木村さん:それと、体験会の依頼が来ることもあります。この前は企業さんの社内交流会で、プチ大会をやらせてもらいました。あとは私たちが大会の運営をすることもあって、新潟大会、柏崎大会、新発田大会とか。11月には「日本モルック協会」と共催で新潟大会をやる予定です。全国から60チームくらい集まるので、200人は来るんじゃないかな。

 

——そういう盛り上がるイベントがあると、県内でももっとモルック熱が高まっていきそうですね。

木村さん:最近は、県内にもいくつかチームができてきているみたいです。新発田、佐渡、燕、三条、あとは新潟市にももう1チームありますし、もうすぐ柏崎にもできるとか。

 

——「新潟モルッククラブ」には、何名くらいのメンバーがクラブに所属されているんですか?

木村さん:「所属」というかたちはとっていなくて、「気軽に来て気軽に楽しむ」というマインドでやっています。ライングループがあって、そこには約150人入っているんですけど、もちろん入っていない人でも練習会に参加できます。家族で来てくれている方もいますし、ランニング中に一度立ち寄って、それから毎週来てくれるようになってくれた方もいます。

 

モルックを通じて生まれるつながりが、また新しい活動やチャレンジを生む。

——モルックって気軽にできるし、魅力がたくさんありますね。

だんすさん:誰でも一緒にできるっていうのは大きな魅力ですね。僕はバドミントンをやっていたんですけど、バドミントンって初心者と経験者の実力差がすごく出てしまうので、一緒にやろうとするとどちらも楽しめないんです。だけどモルックは投げることができれば誰でも同じように楽しめるからいいですよね。

 

 

——初心者も経験者も気を遣わず一緒に楽しめるスポーツって、意外とないかもしれませね。

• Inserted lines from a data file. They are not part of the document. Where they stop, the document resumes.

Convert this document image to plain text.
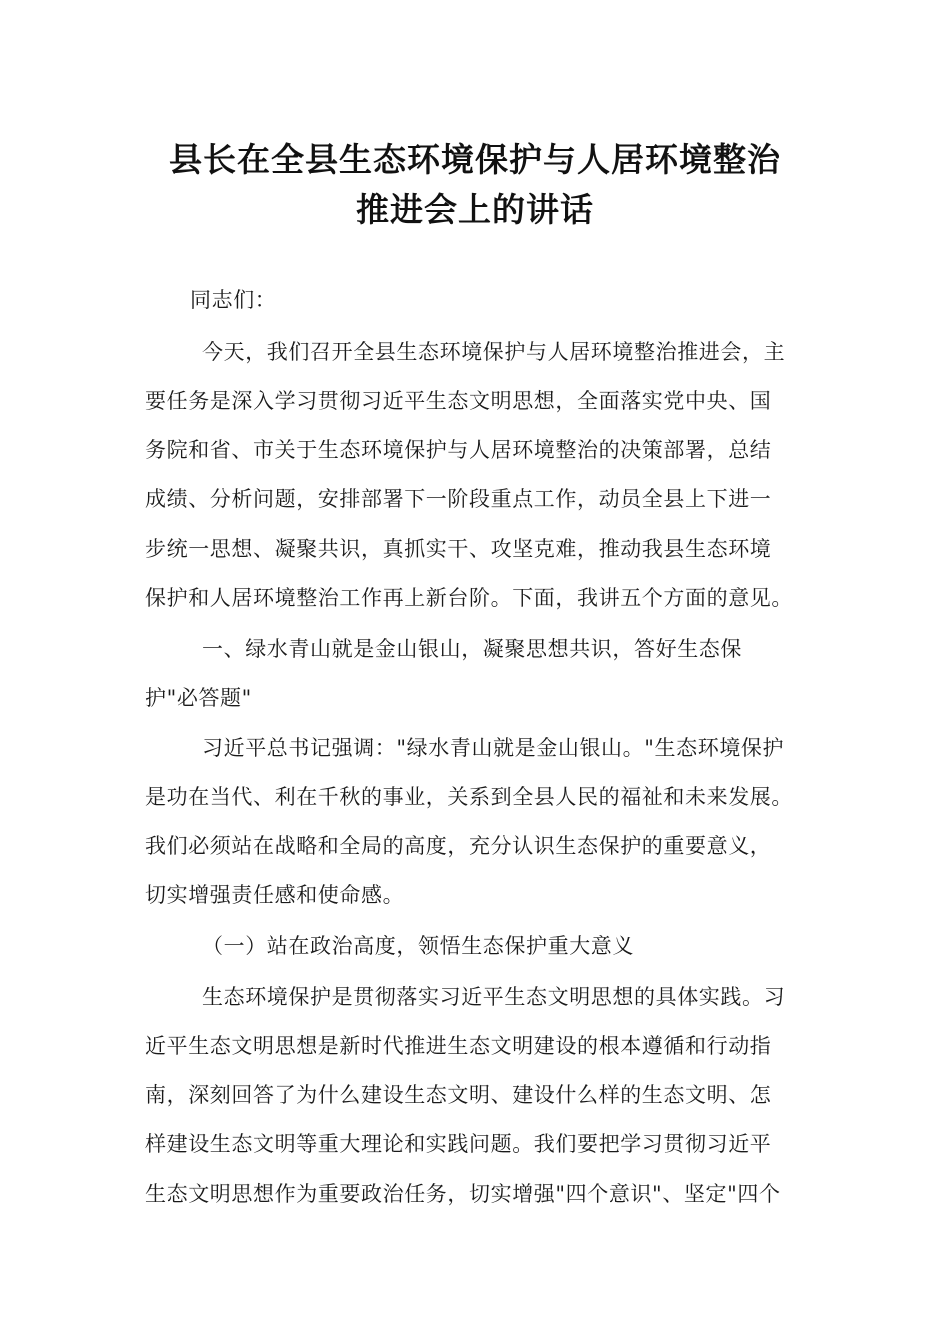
县长在全县生态环境保护与人居环境整治
推进会上的讲话
同志们：
今天，我们召开全县生态环境保护与人居环境整治推进会，主
要任务是深入学习贯彻习近平生态文明思想，全面落实党中央、国
务院和省、市关于生态环境保护与人居环境整治的决策部署，总结
成绩、分析问题，安排部署下一阶段重点工作，动员全县上下进一
步统一思想、凝聚共识，真抓实干、攻坚克难，推动我县生态环境
保护和人居环境整治工作再上新台阶。下面，我讲五个方面的意见。
一、绿水青山就是金山银山，凝聚思想共识，答好生态保
护"必答题"
习近平总书记强调："绿水青山就是金山银山。"生态环境保护
是功在当代、利在千秋的事业，关系到全县人民的福祉和未来发展。
我们必须站在战略和全局的高度，充分认识生态保护的重要意义，
切实增强责任感和使命感。
（一）站在政治高度，领悟生态保护重大意义
生态环境保护是贯彻落实习近平生态文明思想的具体实践。习
近平生态文明思想是新时代推进生态文明建设的根本遵循和行动指
南，深刻回答了为什么建设生态文明、建设什么样的生态文明、怎
样建设生态文明等重大理论和实践问题。我们要把学习贯彻习近平
生态文明思想作为重要政治任务，切实增强"四个意识"、坚定"四个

木村さん:性別も年齢も関係ないですし、車椅子の方でも参加できますから。あと、モルックはコミュニティづくりや交流づくりにもいいと思います。例えば異業種交流とか、ただの飲み会だったら話題に悩むこともあると思うんですけど、モルックがあればそれが話題になるから、すぐに仲良くなれると思いますよ。合コンとかにもいいんじゃないかな。

 

——木村さんの今後の夢ってありますか?

木村さん:夢は大きく、「世界大会を新潟で開く」という目標があります。そのために立ち上げたクラブなので、叶えたいですね。あとは「日本モルック協会」の目標でもあるんですけど、モルックは障害のあるなし関係なく誰でもできるスポーツなので、パラリンピックスポーツになることを目指しています。

 

——モルックをきっかけに世界中の人が新潟に集まったら素敵ですね。

木村さん:それから、モルックを通じていろんな人たちとつながったり、コミュニティが生まれたり、新しいことにチャレンジする人が増えたらいいなと思っています。この場で出会った人たちで新しい活動をはじめたり、この「万代テラス」を使って別の企画をしたり。逆に、自分が本業で関わっている教育関係の方や学校の先生のような方たちがここに来てくれるとか。そういう循環が生まれたらいいですね。